The 5 degree and 3 degree differences are known as orbs.  There is an amount of leeway allowed in an aspect, and an orb is the difference between the pure angle (120 degrees in the case of a trine, 90 degrees for a square, etc.) and the actual angle.  These orbs are rather large in this case, so the influence of the aspect is weaker, especially the larger the orb, or the further away.

Squares are 90 degrees apart, so when you see two planets connected to each other roughly 90 degrees apart, that line is a square line.  In this case Mars and Neptune are connected by a red line.  It’s kind of hard to see because that area of the chart has a lot of planets and all of the aspect lines between them are crowding each other out.
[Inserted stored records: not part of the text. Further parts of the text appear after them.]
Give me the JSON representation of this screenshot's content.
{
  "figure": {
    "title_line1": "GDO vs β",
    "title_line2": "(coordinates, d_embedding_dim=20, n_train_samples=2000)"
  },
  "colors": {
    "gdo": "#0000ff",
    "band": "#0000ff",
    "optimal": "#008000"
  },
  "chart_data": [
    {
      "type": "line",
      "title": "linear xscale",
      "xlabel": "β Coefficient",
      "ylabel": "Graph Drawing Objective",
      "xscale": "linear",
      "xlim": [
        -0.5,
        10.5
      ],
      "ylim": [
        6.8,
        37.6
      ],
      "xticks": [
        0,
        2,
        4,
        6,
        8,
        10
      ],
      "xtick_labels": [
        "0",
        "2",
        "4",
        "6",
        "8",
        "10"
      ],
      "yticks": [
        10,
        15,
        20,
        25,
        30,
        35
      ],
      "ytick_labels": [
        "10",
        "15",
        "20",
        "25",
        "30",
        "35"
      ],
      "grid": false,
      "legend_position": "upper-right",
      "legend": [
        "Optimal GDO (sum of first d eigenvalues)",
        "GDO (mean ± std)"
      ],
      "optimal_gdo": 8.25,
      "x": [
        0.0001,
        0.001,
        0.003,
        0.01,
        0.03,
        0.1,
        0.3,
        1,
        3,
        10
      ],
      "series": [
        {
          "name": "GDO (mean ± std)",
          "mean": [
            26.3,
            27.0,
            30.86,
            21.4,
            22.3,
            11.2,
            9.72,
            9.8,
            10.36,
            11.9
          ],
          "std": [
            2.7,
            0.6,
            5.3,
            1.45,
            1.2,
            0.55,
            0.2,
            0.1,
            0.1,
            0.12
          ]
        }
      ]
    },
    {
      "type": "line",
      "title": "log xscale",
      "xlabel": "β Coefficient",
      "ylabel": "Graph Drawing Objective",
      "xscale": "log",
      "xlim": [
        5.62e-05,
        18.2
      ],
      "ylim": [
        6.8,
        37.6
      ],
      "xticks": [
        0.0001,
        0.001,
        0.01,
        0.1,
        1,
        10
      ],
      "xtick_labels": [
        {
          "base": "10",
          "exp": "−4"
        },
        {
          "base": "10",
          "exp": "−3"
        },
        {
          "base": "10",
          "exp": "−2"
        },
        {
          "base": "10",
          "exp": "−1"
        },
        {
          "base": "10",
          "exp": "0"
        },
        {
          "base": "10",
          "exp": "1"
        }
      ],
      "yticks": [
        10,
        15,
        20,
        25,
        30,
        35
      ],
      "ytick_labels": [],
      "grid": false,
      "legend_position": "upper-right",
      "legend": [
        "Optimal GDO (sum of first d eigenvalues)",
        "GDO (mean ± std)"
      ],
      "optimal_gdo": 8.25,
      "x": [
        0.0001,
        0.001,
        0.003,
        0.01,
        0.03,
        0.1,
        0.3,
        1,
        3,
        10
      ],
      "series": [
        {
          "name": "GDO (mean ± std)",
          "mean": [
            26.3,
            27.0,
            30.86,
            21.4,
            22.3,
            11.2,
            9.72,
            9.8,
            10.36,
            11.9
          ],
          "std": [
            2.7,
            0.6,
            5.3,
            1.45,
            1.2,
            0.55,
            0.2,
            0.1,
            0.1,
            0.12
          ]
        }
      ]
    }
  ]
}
Just to flesh out the details:  any brown lines (there are three in this chart, the easiest to see is the one between the Midheaven and Chiron) are quincunx lines (150 degrees).  The magenta lines between Venus (7 degrees Sagittarius, 2nd house), Saturn (2 degrees Taurus, 7th house), and Pluto (27 degrees Virgo, 11th house) are quintile lines.  Venus/Saturn and Saturn/Pluto are biquintile (144 degrees) and Venus/Pluto is quintile (72 degrees).  Quintiles are considered favorable.  (They usually have to do with talents and spirituality).  Sextile lines (60 degrees) are green and opposition lines (also red) are oppositions (180 degrees).  There’s an opposition in this chart between Jupiter (29 degrees Libra) and Saturn (2 degrees Taurus).

Quincunx are mildly challenging, oppositions tend to be challenging, but sextiles and quintiles are usually favorable, although in different ways.

Hopefully this serves as a good introduction for how to read a birth chart.  You will get better at this!